Tell me a story
Kane shares intimate songs
North Carolina singer/songwriter/guitarist Christine Kane is a great storyteller, one who can move her audience to laugh, love and feel deep compassion, both during a song and between songs, as I discovered at her recent, sparsely attended Moxie’s show. The emotional response was shared by at least one more appreciative local fan—a woman named Sirena—who posted a message on Kane’s Web site: “Thank you for coming to Chico. … You are a great storyteller…”
I was moved to tears twice that night, once during the song, “I’m With You,” which Kane told us she wrote for her brother. With her very pretty voice, with an occasional plaintive catch to it, she delivered this heartfelt song: “When all the awful of your past/ Brings you to this place at last…/ I can’t make this world be kind/ But you can put your hand in mine…” The song is off her latest CD, Right Outta Nowhere, and its beautiful sentiment is even more moving given that it was written for her brother and not a lover, as I had previously imagined.

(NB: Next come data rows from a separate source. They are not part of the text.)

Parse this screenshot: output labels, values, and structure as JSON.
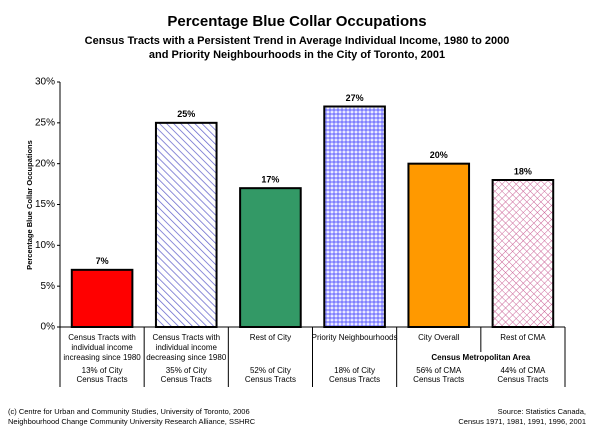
{
  "chart_data": {
    "type": "bar",
    "title": "Percentage Blue Collar Occupations",
    "subtitle": [
      "Census Tracts with a Persistent Trend in Average Individual Income, 1980 to 2000",
      "and Priority Neighbourhoods in the City of Toronto, 2001"
    ],
    "y_label": "Percentage Blue Collar Occupations",
    "categories": [
      [
        "Census Tracts with",
        "individual income",
        "increasing since 1980"
      ],
      [
        "Census Tracts with",
        "individual income",
        "decreasing since 1980"
      ],
      [
        "Rest of City"
      ],
      [
        "Priority Neighbourhoods"
      ],
      [
        "City Overall"
      ],
      [
        "Rest of CMA"
      ]
    ],
    "notes": [
      [
        "13% of City",
        "Census Tracts"
      ],
      [
        "35% of City",
        "Census Tracts"
      ],
      [
        "52% of City",
        "Census Tracts"
      ],
      [
        "18% of City",
        "Census Tracts"
      ],
      [
        "56% of CMA",
        "Census Tracts"
      ],
      [
        "44% of CMA",
        "Census Tracts"
      ]
    ],
    "group_label": "Census Metropolitan Area",
    "values": [
      7,
      25,
      17,
      27,
      20,
      18
    ],
    "value_labels": [
      "7%",
      "25%",
      "17%",
      "27%",
      "20%",
      "18%"
    ],
    "colors": [
      "#ff0000",
      "#6666cc",
      "#339966",
      "#8080ff",
      "#ff9900",
      "#cc6699"
    ],
    "fills": [
      "solid",
      "diagonal",
      "solid",
      "dots",
      "solid",
      "crosshatch"
    ],
    "ylim": [
      0,
      30
    ],
    "yticks": [
      {
        "value": 0,
        "label": "0%"
      },
      {
        "value": 5,
        "label": "5%"
      },
      {
        "value": 10,
        "label": "10%"
      },
      {
        "value": 15,
        "label": "15%"
      },
      {
        "value": 20,
        "label": "20%"
      },
      {
        "value": 25,
        "label": "25%"
      },
      {
        "value": 30,
        "label": "30%"
      }
    ],
    "footer_left": [
      "(c) Centre for Urban and Community Studies, University of Toronto, 2006",
      "Neighbourhood Change Community University Research Alliance, SSHRC"
    ],
    "footer_right": [
      "Source: Statistics Canada,",
      "Census 1971, 1981, 1991, 1996, 2001"
    ]
  }
}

Kane’s largely self-taught guitar style is a very effective complement to her fine singing and songs. Her finger picking on “The Good You Do” kept a pleasant, steady pulse going, and her strum on “Right Outta Nowhere” was strong and confidence inspiring. Kane popped on finger and thumb picks for the lovely “Overjoyed,” inspired by a Dalai Lama statement about happiness being a choice one makes every day.
It’s no wonder that Rosanne Cash says that Kane’s "voice and … eye on the world are a real inspiration and joy to me." Too bad more people didn’t get to experience it first-hand.